From: Linus Torvalds on
On Thu, Jul 15, 2010 at 11:43 AM, Linus Torvalds
<torvalds(a)linux-foundation.org> wrote:
>
> But maybe I'm missing something.

Hmm. Of course - one way of solving this might be to just make the
32-bit case switch stacks in software. That might be a good idea
regardless, and would not be complicated. We already do that for
sysenter, but the NMI case would be simpler because we don't need to
worry about being re-entered by NMI/DEBUG during the stack switch.

And since we have to play some games with moving the data on the stack
around _anyway_, doing the whole "switch stacks entirely rather than
just subtract a bit from the old stack" would be fairly logical.

So I think you may end up being right: we don't need to save the
original NMI stack pointer, because we can make sure that the
replacement stack (that we need anyway) is always deterministic.

Linus
--
To unsubscribe from this list: send the line "unsubscribe linux-kernel" in
the body of a message to majordomo(a)vger.kernel.org
More majordomo info at http://vger.kernel.org/majordomo-info.html
Please read the FAQ at http://www.tux.org/lkml/
From: Linus Torvalds on
On Thu, Jul 15, 2010 at 11:31 AM, Mathieu Desnoyers
<mathieu.desnoyers(a)efficios.com> wrote:
>
> Hrm, we could probably get away with only keeping the nmi_stack_nested per-cpu
> variable. The nmi_stack_ptr could be known statically if we set it at a fixed
> offset from the bottom of stack rather than using an offset relative to the top
> (which can change depending if we are nested over the kernel or userspace).
> We just have to reserve enough space for the bottom of stack.

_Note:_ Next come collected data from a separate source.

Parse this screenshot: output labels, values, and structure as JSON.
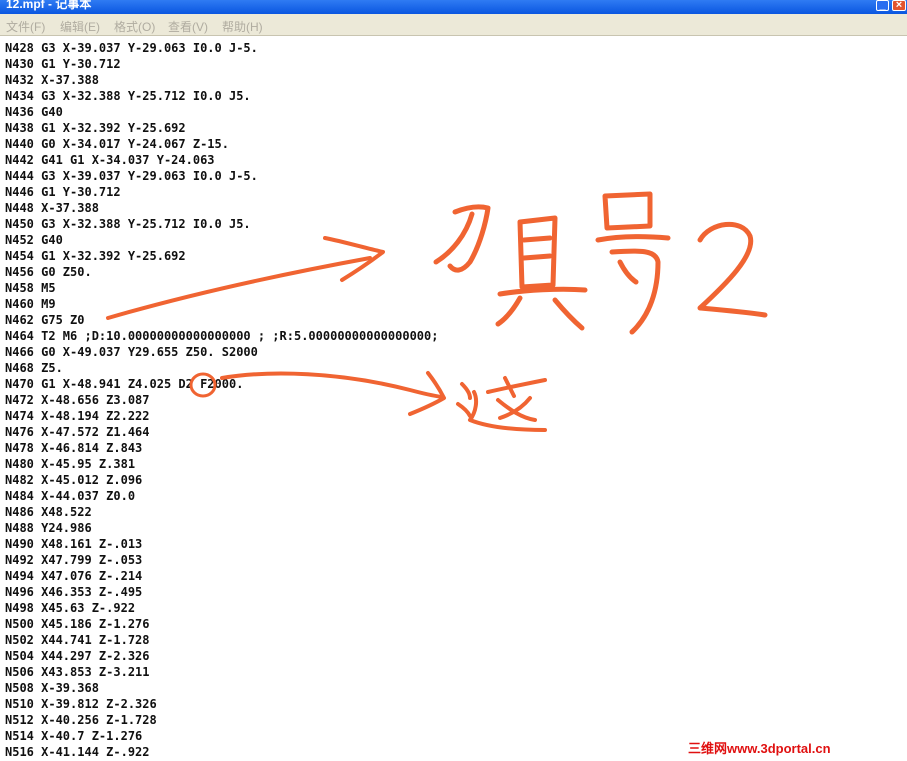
{
  "window": {
    "title": "12.mpf - 记事本",
    "minimize_label": "_",
    "close_label": "×"
  },
  "menu": [
    {
      "label": "文件(F)"
    },
    {
      "label": "编辑(E)"
    },
    {
      "label": "格式(O)"
    },
    {
      "label": "查看(V)"
    },
    {
      "label": "帮助(H)"
    }
  ],
  "lines": [
    "N428 G3 X-39.037 Y-29.063 I0.0 J-5.",
    "N430 G1 Y-30.712",
    "N432 X-37.388",
    "N434 G3 X-32.388 Y-25.712 I0.0 J5.",
    "N436 G40",
    "N438 G1 X-32.392 Y-25.692",
    "N440 G0 X-34.017 Y-24.067 Z-15.",
    "N442 G41 G1 X-34.037 Y-24.063",
    "N444 G3 X-39.037 Y-29.063 I0.0 J-5.",
    "N446 G1 Y-30.712",
    "N448 X-37.388",
    "N450 G3 X-32.388 Y-25.712 I0.0 J5.",
    "N452 G40",
    "N454 G1 X-32.392 Y-25.692",
    "N456 G0 Z50.",
    "N458 M5",
    "N460 M9",
    "N462 G75 Z0",
    "N464 T2 M6 ;D:10.00000000000000000 ; ;R:5.00000000000000000;",
    "N466 G0 X-49.037 Y29.655 Z50. S2000",
    "N468 Z5.",
    "N470 G1 X-48.941 Z4.025 D2 F2000.",
    "N472 X-48.656 Z3.087",
    "N474 X-48.194 Z2.222",
    "N476 X-47.572 Z1.464",
    "N478 X-46.814 Z.843",
    "N480 X-45.95 Z.381",
    "N482 X-45.012 Z.096",
    "N484 X-44.037 Z0.0",
    "N486 X48.522",
    "N488 Y24.986",
    "N490 X48.161 Z-.013",
    "N492 X47.799 Z-.053",
    "N494 X47.076 Z-.214",
    "N496 X46.353 Z-.495",
    "N498 X45.63 Z-.922",
    "N500 X45.186 Z-1.276",
    "N502 X44.741 Z-1.728",
    "N504 X44.297 Z-2.326",
    "N506 X43.853 Z-3.211",
    "N508 X-39.368",
    "N510 X-39.812 Z-2.326",
    "N512 X-40.256 Z-1.728",
    "N514 X-40.7 Z-1.276",
    "N516 X-41.144 Z-.922"
  ],
  "annotation": {
    "color": "#f06432",
    "handwritten_1": "刀具号2",
    "handwritten_2": "这"
  },
  "watermark": "三维网www.3dportal.cn"
}
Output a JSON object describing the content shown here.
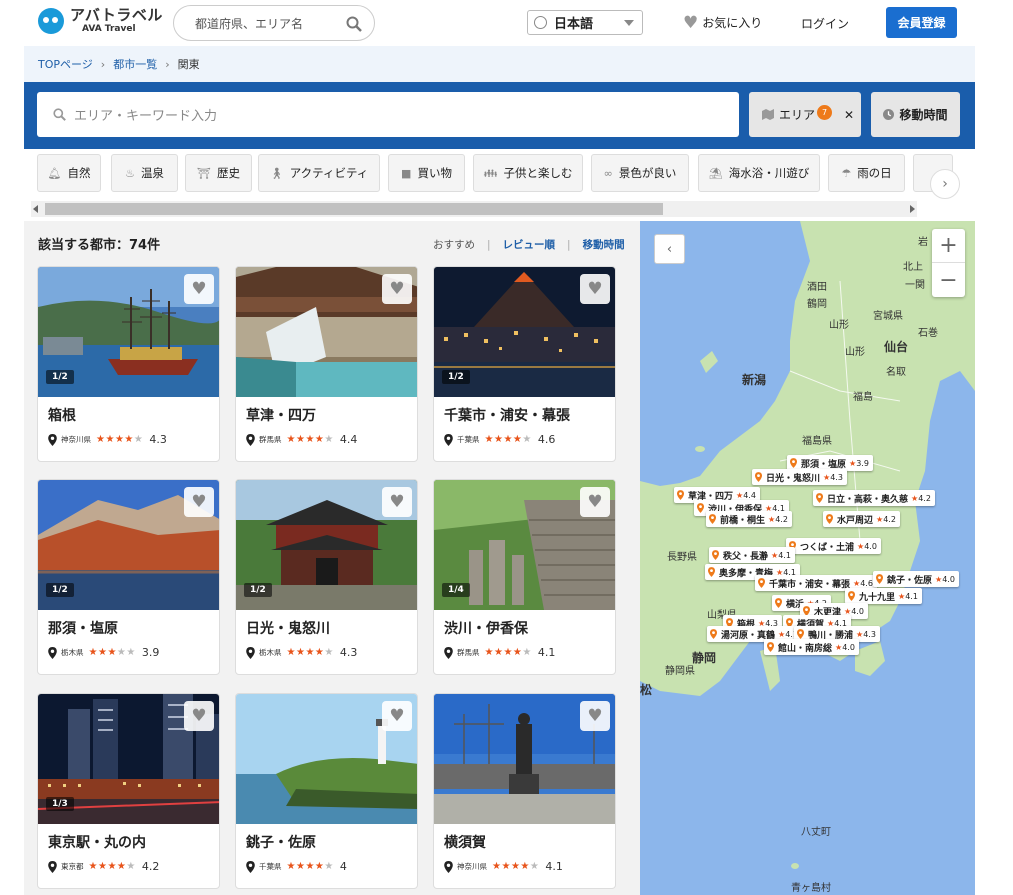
{
  "header": {
    "logo_jp": "アバトラベル",
    "logo_en": "AVA Travel",
    "search_placeholder": "都道府県、エリア名",
    "language": "日本語",
    "favorites": "お気に入り",
    "login": "ログイン",
    "register": "会員登録"
  },
  "breadcrumb": [
    "TOPページ",
    "都市一覧",
    "関東"
  ],
  "search": {
    "placeholder": "エリア・キーワード入力",
    "area_label": "エリア",
    "area_count": "7",
    "time_label": "移動時間"
  },
  "chips": [
    "自然",
    "温泉",
    "歴史",
    "アクティビティ",
    "買い物",
    "子供と楽しむ",
    "景色が良い",
    "海水浴・川遊び",
    "雨の日"
  ],
  "results": {
    "count_label": "該当する都市：74件",
    "sort_options": [
      "おすすめ",
      "レビュー順",
      "移動時間"
    ]
  },
  "cards": [
    {
      "name": "箱根",
      "pref": "神奈川県",
      "stars": 4,
      "rating": "4.3",
      "pager": "1/2"
    },
    {
      "name": "草津・四万",
      "pref": "群馬県",
      "stars": 4,
      "rating": "4.4",
      "pager": ""
    },
    {
      "name": "千葉市・浦安・幕張",
      "pref": "千葉県",
      "stars": 4,
      "rating": "4.6",
      "pager": "1/2"
    },
    {
      "name": "那須・塩原",
      "pref": "栃木県",
      "stars": 3,
      "rating": "3.9",
      "pager": "1/2"
    },
    {
      "name": "日光・鬼怒川",
      "pref": "栃木県",
      "stars": 4,
      "rating": "4.3",
      "pager": "1/2"
    },
    {
      "name": "渋川・伊香保",
      "pref": "群馬県",
      "stars": 4,
      "rating": "4.1",
      "pager": "1/4"
    },
    {
      "name": "東京駅・丸の内",
      "pref": "東京都",
      "stars": 4,
      "rating": "4.2",
      "pager": "1/3"
    },
    {
      "name": "銚子・佐原",
      "pref": "千葉県",
      "stars": 4,
      "rating": "4",
      "pager": ""
    },
    {
      "name": "横須賀",
      "pref": "神奈川県",
      "stars": 4,
      "rating": "4.1",
      "pager": ""
    }
  ],
  "map": {
    "labels": [
      "岩",
      "北上",
      "一関",
      "石巻",
      "酒田",
      "鶴岡",
      "山形",
      "宮城県",
      "山形",
      "仙台",
      "名取",
      "新潟",
      "福島",
      "福島県",
      "長野県",
      "山梨県",
      "静岡",
      "静岡県",
      "松",
      "八丈町",
      "青ヶ島村"
    ],
    "pins": [
      {
        "name": "那須・塩原",
        "rating": "3.9"
      },
      {
        "name": "日光・鬼怒川",
        "rating": "4.3"
      },
      {
        "name": "草津・四万",
        "rating": "4.4"
      },
      {
        "name": "渋川・伊香保",
        "rating": "4.1"
      },
      {
        "name": "日立・高萩・奥久慈",
        "rating": "4.2"
      },
      {
        "name": "前橋・桐生",
        "rating": "4.2"
      },
      {
        "name": "水戸周辺",
        "rating": "4.2"
      },
      {
        "name": "つくば・土浦",
        "rating": "4.0"
      },
      {
        "name": "秩父・長瀞",
        "rating": "4.1"
      },
      {
        "name": "奥多摩・青梅",
        "rating": "4.1"
      },
      {
        "name": "千葉市・浦安・幕張",
        "rating": "4.6"
      },
      {
        "name": "銚子・佐原",
        "rating": "4.0"
      },
      {
        "name": "九十九里",
        "rating": "4.1"
      },
      {
        "name": "横浜",
        "rating": "4.2"
      },
      {
        "name": "木更津",
        "rating": "4.0"
      },
      {
        "name": "箱根",
        "rating": "4.3"
      },
      {
        "name": "横須賀",
        "rating": "4.1"
      },
      {
        "name": "湯河原・真鶴",
        "rating": "4.1"
      },
      {
        "name": "鴨川・勝浦",
        "rating": "4.3"
      },
      {
        "name": "館山・南房総",
        "rating": "4.0"
      }
    ]
  },
  "colors": {
    "brand_blue": "#1a5dab",
    "register_blue": "#1a6ed0",
    "star": "#e8541b",
    "badge": "#ee7a1a",
    "map_water": "#8cb6eb",
    "map_land": "#c8e2b0"
  }
}
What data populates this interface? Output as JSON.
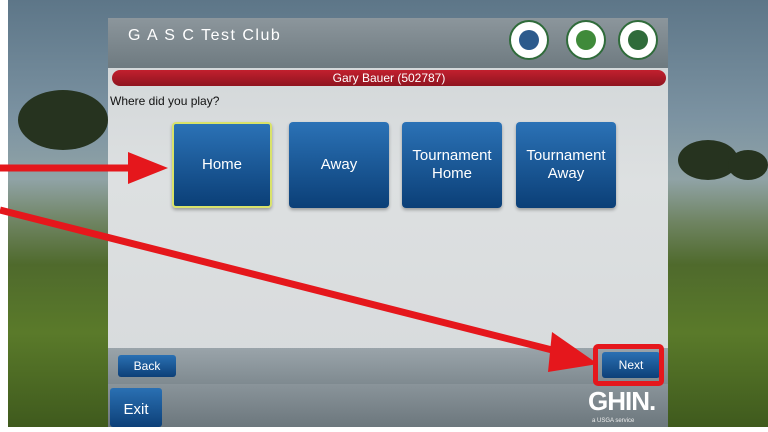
{
  "header": {
    "club_name": "G A S C Test Club"
  },
  "player": {
    "banner": "Gary Bauer (502787)"
  },
  "prompt": {
    "question": "Where did you play?"
  },
  "choices": [
    {
      "label": "Home",
      "selected": true
    },
    {
      "label": "Away",
      "selected": false
    },
    {
      "label": "Tournament\nHome",
      "selected": false
    },
    {
      "label": "Tournament\nAway",
      "selected": false
    }
  ],
  "footer": {
    "back_label": "Back",
    "next_label": "Next",
    "exit_label": "Exit"
  },
  "branding": {
    "ghin": "GHIN.",
    "ghin_sub": "a USGA service"
  },
  "icons": [
    "association-logo-icon",
    "association-logo-icon",
    "association-logo-icon",
    "arrow-right-icon",
    "arrow-right-icon"
  ],
  "colors": {
    "accent_blue": "#0b3f77",
    "banner_red": "#c2202e",
    "annotation_red": "#e5171c",
    "selected_border": "#d9e26a"
  }
}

I thought about trying that, but I don't think it's true. At least not
for the 32-bit case.

The thing is, the 32-bit case will re-use the kernel stack if it
happens in kernel space, and will thus start from a random space (and
won't push all the information anyway). So a nested NMI really doesn't
know where the original NMI stack is to be found unless we save it
off.

In the case of x86-64, I think the stack will always be at a fixed
address, and push a fixed amount of data (because we use the IST
thing). So there you could probably just use the flag, but you'd still
have to handle the 32-bit case, and quite frankly, I think it would be
much nicer if the logic could be shared for the 32-bit and 64-bit
cases.

But maybe I'm missing something.

Linus
--
To unsubscribe from this list: send the line "unsubscribe linux-kernel" in
the body of a message to majordomo(a)vger.kernel.org
More majordomo info at http://vger.kernel.org/majordomo-info.html
Please read the FAQ at http://www.tux.org/lkml/
From: H. Peter Anvin on
On 07/15/2010 10:38 AM, Mathieu Desnoyers wrote:
>>
>> Of course, if there is some trap that re-enables interrupts even if
>> the trap happened in an interrupt-disabled region, then that would
>> change things, but that would be a bad bug regardless (and totally
>> independently of any NMI issues). So in that sense it's a "could
>> happen", but it's something that would be a totally separate bug.
>
> Yep, this kind of scenario would therefore be a bug that does not belong to the
> specific realm of nmis.
>

Yes, the only specific issue here is NMI -> trap -> IRET -> [nested
NMI], which is what this whole thing is about.

-hpa

--
H. Peter Anvin, Intel Open Source Technology Center
I work for Intel. I don't speak on their behalf.

--
To unsubscribe from this list: send the line "unsubscribe linux-kernel" in
the body of a message to majordomo(a)vger.kernel.org
More majordomo info at http://vger.kernel.org/majordomo-info.html
Please read the FAQ at http://www.tux.org/lkml/
From: Mathieu Desnoyers on
Hi Linus,

I modified your code, intenting to handle the fake NMI entry gracefully given
that NMIs are not necessarily disabled at the entry point. It uses a "need fake
NMI" flag rather than playing games with CS and faults. When a fake NMI is
needed, it simply jumps back to the beginning of regular nmi code. NMI exit code
and fake NMI entry are made reentrant with respect to NMI handler interruption
by testing, at the very beginning of the NMI handler, if a NMI is nested over
the whole nmi_atomic .. nmi_atomic_end code region. This code assumes NMIs have
a separate stack.

This code is still utterly untested and might eat your Doritos, only provided
for general enjoyment.

Thanks,

Mathieu

#
# Two per-cpu variables: a "are we nested" flag (one byte).
# a "do we need to execute a fake NMI" flag (one byte).
# The %rsp at which the stack copy is saved is at a fixed address, which leaves
# enough room at the bottom of NMI stack for the "real" NMI entry stack. This
# assumes we have a separate NMI stack.
# The NMI stack copy top of stack is at nmi_stack_copy.
# The NMI stack copy "rip" is at nmi_stack_copy_rip, which is set to
# nmi_stack_copy-32.
#
nmi:
# Test if nested over atomic code.
cmpq $nmi_atomic,0(%rsp)
jae nmi_addr_is_ae
# Test if nested over general NMI code.
cmpb $0,%__percpu_seg:nmi_stack_nesting
jne nmi_nested_set_fake_and_return
# create new stack
is_unnested_nmi:
# Save some space for nested NMI's. The exception itself
# will never use more space, but it might use less (since
# if will be a kernel-kernel transition).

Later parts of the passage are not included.